The Cove is a general meeting place and is the site of constant activity. The trees are old, stunted, and gnarled. Few of us, the strollers along the shoreline, know what lies just below the water level, but after thumbing through Judith Lea Garfield’s San Diego-La Jolla Underwater Ecological Reserve, I now know. It is filled with feathery strands of kelp, grasses, and anemones. There are octopi and lobster and powder blue starfish, eels, and bat rays. Brilliantly colored garibaldi, sheephead, and schools of blacksmith swim around down there too. It is another world, timeless, quiet, fragile, and beautiful.

The San Diego City Council recognized this significant natural resource in 1970 when six thousand submerged acres were declared an underwater park. A year later, 514 of these acres were included in a “look but don’t touch” ecological reserve. It is this reserve, with emphasis on the Cove area, that Ms. Garfield explores.

The book is very well organized. Intended as a field guide, it uniformly identifies forty-nine underwater and shoreline flora and fauna by appearance, size, where found, and what they feed upon. There are forty-nine primary colored photographs, an index, a history of the area, and even hints as to how to “maximize your sightings.” The introduction is written by Dr. Bert Kobayashi (a marine biologist and one of the most prominent advocates for the protection of ocean resources) who emphasizes the value of this book as a learning tool, a “must-have” companion for divers and snorkelers.
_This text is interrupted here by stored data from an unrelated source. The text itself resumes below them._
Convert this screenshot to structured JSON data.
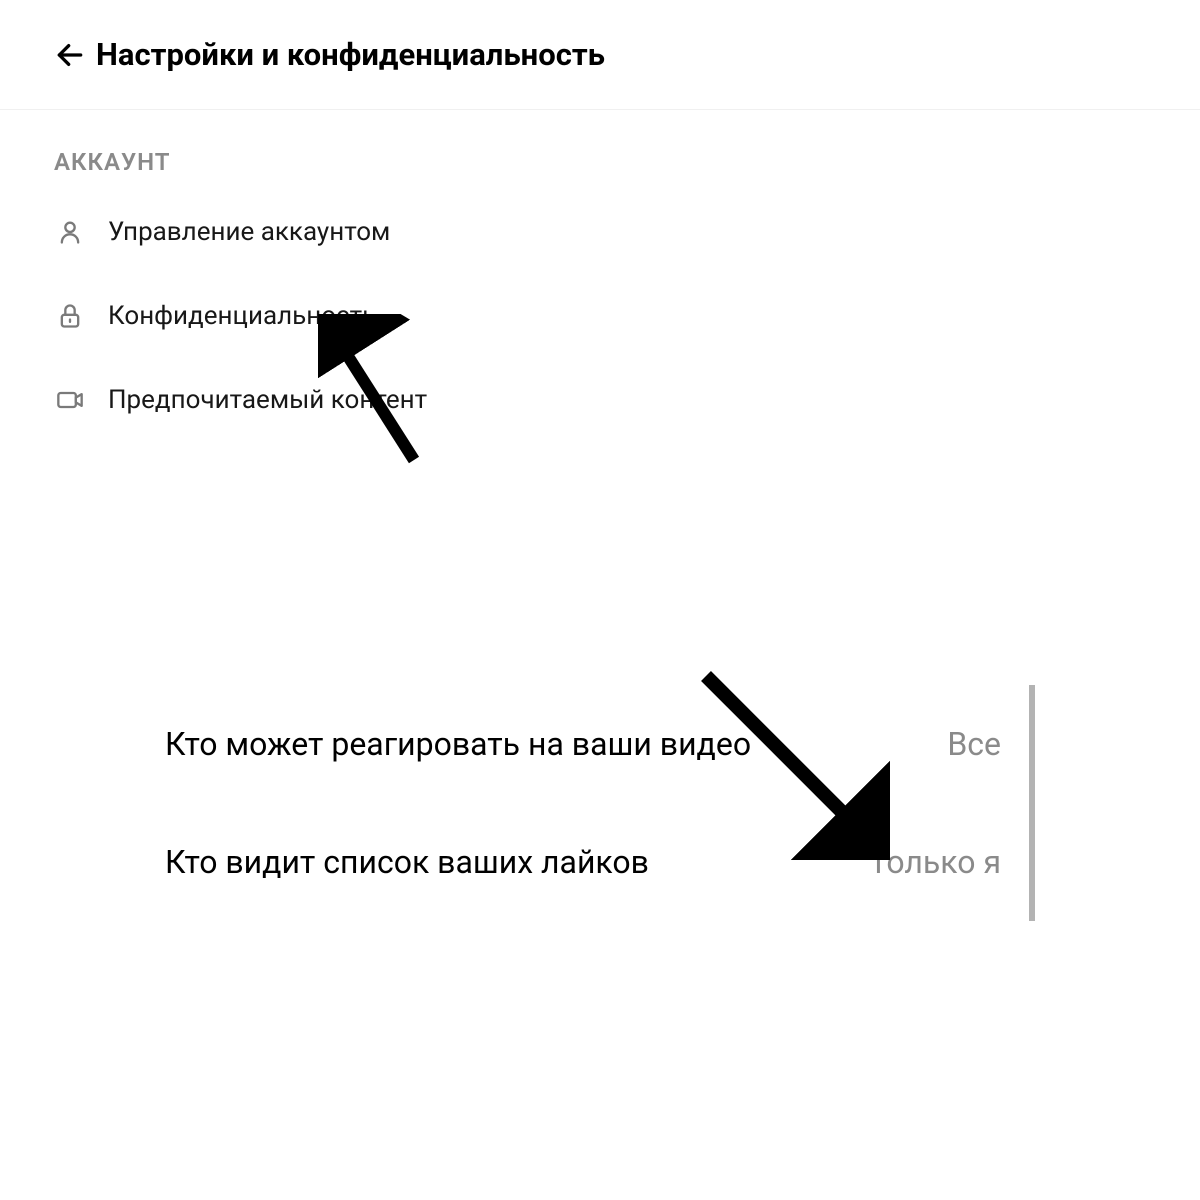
{
  "header": {
    "title": "Настройки и конфиденциальность"
  },
  "sections": {
    "account": {
      "label": "АККАУНТ",
      "items": [
        {
          "icon": "person-icon",
          "label": "Управление аккаунтом"
        },
        {
          "icon": "lock-icon",
          "label": "Конфиденциальность"
        },
        {
          "icon": "video-icon",
          "label": "Предпочитаемый контент"
        }
      ]
    }
  },
  "privacy": {
    "rows": [
      {
        "label": "Кто может реагировать на ваши видео",
        "value": "Все"
      },
      {
        "label": "Кто видит список ваших лайков",
        "value": "Только я"
      }
    ]
  }
}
It is, additionally, a very important lesson to those of us who will never see the braided hair algae or the surf grass and the leopard sharks who are supposedly not dangerous. We can, however, through this book, appreciate what a unique ocean habitat we have. Judith Lea Garfield is well qualified to present this information. As a biologist, she has sixteen years of scuba diving experience and has logged many hours photographing and observing our underwater park. I do recommend this book for anyone interested in our ocean life. It is succinct but complete, beautifully illustrated and research well.

Since all reviews should be critiques, I will add mine. This is not meant to be a criticism, perhaps more of a request. I know there are other living things in the San Diego-La Jolla Underwater Park Ecological Reserve. I suspect that there are many man-made things deposited on the ocean floor over these many years. Just in case I should put on a wet suit and venture into the deep some day, I would like to know everything about what I would encounter in that other world. Since this book is subtitled “Vol. I,” I hope this means that a second volume is in progress.